Because nerves get disrupted during various procedures, a patient’s skin will likely feel strange after surgery. When a patient removes their faja, puts on clothes, or even touches themselves, it’s often accompanied by an unpleasant, prickly sensation. This is called hypersensitivity. To curtail this issue, which can be very uncomfortable, professionals recommend something called touch therapy.
Touch Therapy
Touch therapy is the process of reconnecting to your body through physical touch, and patients should begin this practice almost immediately after surgery. By touching and running hands over the parts of the body that have recently undergone a procedure, a patient can start to re-associate themselves with stimulation.

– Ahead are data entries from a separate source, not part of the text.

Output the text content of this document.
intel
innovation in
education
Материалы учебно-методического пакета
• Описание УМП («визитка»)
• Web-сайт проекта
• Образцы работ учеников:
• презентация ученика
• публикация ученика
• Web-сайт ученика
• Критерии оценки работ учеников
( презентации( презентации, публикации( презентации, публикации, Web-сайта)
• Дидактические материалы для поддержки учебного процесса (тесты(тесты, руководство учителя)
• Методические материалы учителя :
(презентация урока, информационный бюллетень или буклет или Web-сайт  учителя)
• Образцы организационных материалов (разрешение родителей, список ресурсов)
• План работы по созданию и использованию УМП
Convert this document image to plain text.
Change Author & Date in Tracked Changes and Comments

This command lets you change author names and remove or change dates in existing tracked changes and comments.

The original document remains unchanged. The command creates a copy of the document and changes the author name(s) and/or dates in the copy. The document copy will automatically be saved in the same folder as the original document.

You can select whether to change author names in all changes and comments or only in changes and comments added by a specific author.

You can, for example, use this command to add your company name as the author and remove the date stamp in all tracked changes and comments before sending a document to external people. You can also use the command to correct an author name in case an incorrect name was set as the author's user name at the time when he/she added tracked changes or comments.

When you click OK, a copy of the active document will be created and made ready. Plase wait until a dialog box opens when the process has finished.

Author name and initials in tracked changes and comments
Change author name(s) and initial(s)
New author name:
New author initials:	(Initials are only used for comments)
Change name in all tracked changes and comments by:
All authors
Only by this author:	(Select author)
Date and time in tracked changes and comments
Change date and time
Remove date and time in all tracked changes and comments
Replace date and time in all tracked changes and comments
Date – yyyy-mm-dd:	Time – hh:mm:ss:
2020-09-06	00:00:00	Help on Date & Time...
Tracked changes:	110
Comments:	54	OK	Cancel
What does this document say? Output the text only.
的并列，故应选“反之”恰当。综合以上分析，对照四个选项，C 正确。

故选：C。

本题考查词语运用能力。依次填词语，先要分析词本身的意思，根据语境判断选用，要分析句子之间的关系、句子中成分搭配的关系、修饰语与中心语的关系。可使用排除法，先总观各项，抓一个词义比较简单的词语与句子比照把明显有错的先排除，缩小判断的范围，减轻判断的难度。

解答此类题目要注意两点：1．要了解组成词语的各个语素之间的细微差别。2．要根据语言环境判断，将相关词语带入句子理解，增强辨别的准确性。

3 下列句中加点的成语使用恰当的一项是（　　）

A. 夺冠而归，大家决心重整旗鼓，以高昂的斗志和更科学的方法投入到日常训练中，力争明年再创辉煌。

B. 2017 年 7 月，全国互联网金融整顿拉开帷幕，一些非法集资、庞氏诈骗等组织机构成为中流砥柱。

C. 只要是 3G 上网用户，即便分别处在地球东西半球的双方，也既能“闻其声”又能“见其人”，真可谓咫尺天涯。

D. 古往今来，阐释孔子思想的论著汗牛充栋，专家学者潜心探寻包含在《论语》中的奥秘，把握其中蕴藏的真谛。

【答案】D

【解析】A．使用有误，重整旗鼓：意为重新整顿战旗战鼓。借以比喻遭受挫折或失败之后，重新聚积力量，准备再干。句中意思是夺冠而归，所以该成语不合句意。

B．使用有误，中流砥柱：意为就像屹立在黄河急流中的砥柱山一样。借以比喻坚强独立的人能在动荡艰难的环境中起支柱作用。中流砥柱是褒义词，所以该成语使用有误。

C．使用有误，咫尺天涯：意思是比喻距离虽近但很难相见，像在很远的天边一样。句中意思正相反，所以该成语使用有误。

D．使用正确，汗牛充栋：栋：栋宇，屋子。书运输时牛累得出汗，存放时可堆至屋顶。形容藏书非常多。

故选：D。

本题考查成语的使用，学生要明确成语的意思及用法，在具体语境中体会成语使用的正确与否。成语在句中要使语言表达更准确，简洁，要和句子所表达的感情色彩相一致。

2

A patient might first begin a day or so after their procedure by gently rubbing the skin when in and out of the faja garment. Skin-to-skin contact is an excellent way to start this process, but just after the first week or so (as patients can tolerate), it is highly encouraged to add in a rolling device.
Utilizing the Ogee Roller as a rolling device will not only help eliminate hypersensitivity, but it will also minimize the buildup of fibrosis and swelling and encourage drainage.
How to Use
The Ogee Roller has attachable handles, a textured surface, deep vibration, and heat. To use -- click on the detachable handles, and move the device like a rolling pin, applying the desired pressure. Begin by rolling the device on the skin without adding the device’s heat or vibration features.
Once a patient has moved on to the second pass-through, turning on the vibration and heat modes (per comfort) is recommended to squash hypersensitivity, fibrosis, and swelling.
In the early phase of recovery, patients may find using the Ogee Roller over top of their compression garment more comfortable. Further along in the healing process, patients are encouraged to use the Ogee Roller directly against the skin per their comfort level.